I miss everything about Turkey, all the time. The baklava, the views, the ruins, the people, the history.
This is why I’m completely ruined for ever living a normal life again. I can’t imagine having to give up access to all those things that I love, in all those places. I fear no single place will be enough for me—I’ll always be missing something else, somewhere else.
I don’t miss every place we’ve been—a few were in the interesting-but-once-was-enough category, and a few I couldn’t wait to leave—but mostly when we get ready to leave a country, I feel a pang of sadness. Lee likens it to the end of summer camp: that feeling that you’ve had a special, once-in-a-lifetime experience, but you’ll never be able to have quite that same experience again. You fold it into yourself and say good-bye.
But it’s always there, the memory of the magic—you’ll always miss it, somewhere in your soul.
From my writer’s notebook:
A few weeks ago, I mentioned that the Cambodian government is trying very hard to negotiate the return of artifacts that were looted from ancient Khmer ruins all over the country.
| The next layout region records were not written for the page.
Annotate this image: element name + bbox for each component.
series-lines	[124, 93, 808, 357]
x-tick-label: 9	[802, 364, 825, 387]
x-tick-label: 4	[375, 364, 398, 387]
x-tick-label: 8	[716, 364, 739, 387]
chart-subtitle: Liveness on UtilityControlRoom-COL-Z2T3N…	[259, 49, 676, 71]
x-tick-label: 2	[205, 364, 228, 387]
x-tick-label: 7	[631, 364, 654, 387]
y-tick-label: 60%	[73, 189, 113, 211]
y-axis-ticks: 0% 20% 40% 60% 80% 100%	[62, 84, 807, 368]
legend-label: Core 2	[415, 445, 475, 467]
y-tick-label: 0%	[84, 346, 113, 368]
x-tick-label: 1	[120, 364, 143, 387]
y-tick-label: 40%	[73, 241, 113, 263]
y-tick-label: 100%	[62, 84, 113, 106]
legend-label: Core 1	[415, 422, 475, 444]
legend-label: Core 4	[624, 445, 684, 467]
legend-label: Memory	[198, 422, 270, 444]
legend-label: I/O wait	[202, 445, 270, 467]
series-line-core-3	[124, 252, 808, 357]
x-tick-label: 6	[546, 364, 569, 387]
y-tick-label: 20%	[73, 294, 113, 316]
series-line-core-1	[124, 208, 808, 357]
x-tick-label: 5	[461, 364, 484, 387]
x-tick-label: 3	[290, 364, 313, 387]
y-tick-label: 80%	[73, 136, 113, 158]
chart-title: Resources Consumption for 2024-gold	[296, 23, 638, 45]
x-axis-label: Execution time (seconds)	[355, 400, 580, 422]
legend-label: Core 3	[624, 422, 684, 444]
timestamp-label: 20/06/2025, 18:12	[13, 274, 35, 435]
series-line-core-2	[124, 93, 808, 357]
Douglas Latchford, a British scholar/explorer/trafficker who died a few years ago, has been associated with many of the items in question, and museums all over the world are scrambling to figure out which items in their collections were looted from Cambodia.
Well—the plot thickens. It turns out one of Latchford’s best buds was a guy named Jim Thompson, whose life story I stumbled across the first time I visited Thailand, when I read The Ideal Man, by Joshua Kurlantzick.
Thompson was in the OSS during the Second World War, which eventually took him to Thailand. He fell in love with the country, and settled here after the war ended. He quickly found his way into the upper levels of social and political power, and became a very well-known character here. He is still credited with single-handedly reviving the Thai silk industry (I have two shirts from the Jim Thompson silk company hanging in the closet right now), and his house in Bangkok is now one of my favorite museums: he collected several traditional Thai houses from different parts of the country, moved them to Bangkok, and put them together to create one really beautiful home, surrounded by a lush tropical garden.
Thompson disappeared into thin air in 1967, and I do love a good mystery. But the looting piece of the story is distressing. The long history of art and antiquities theft is complicated and ugly.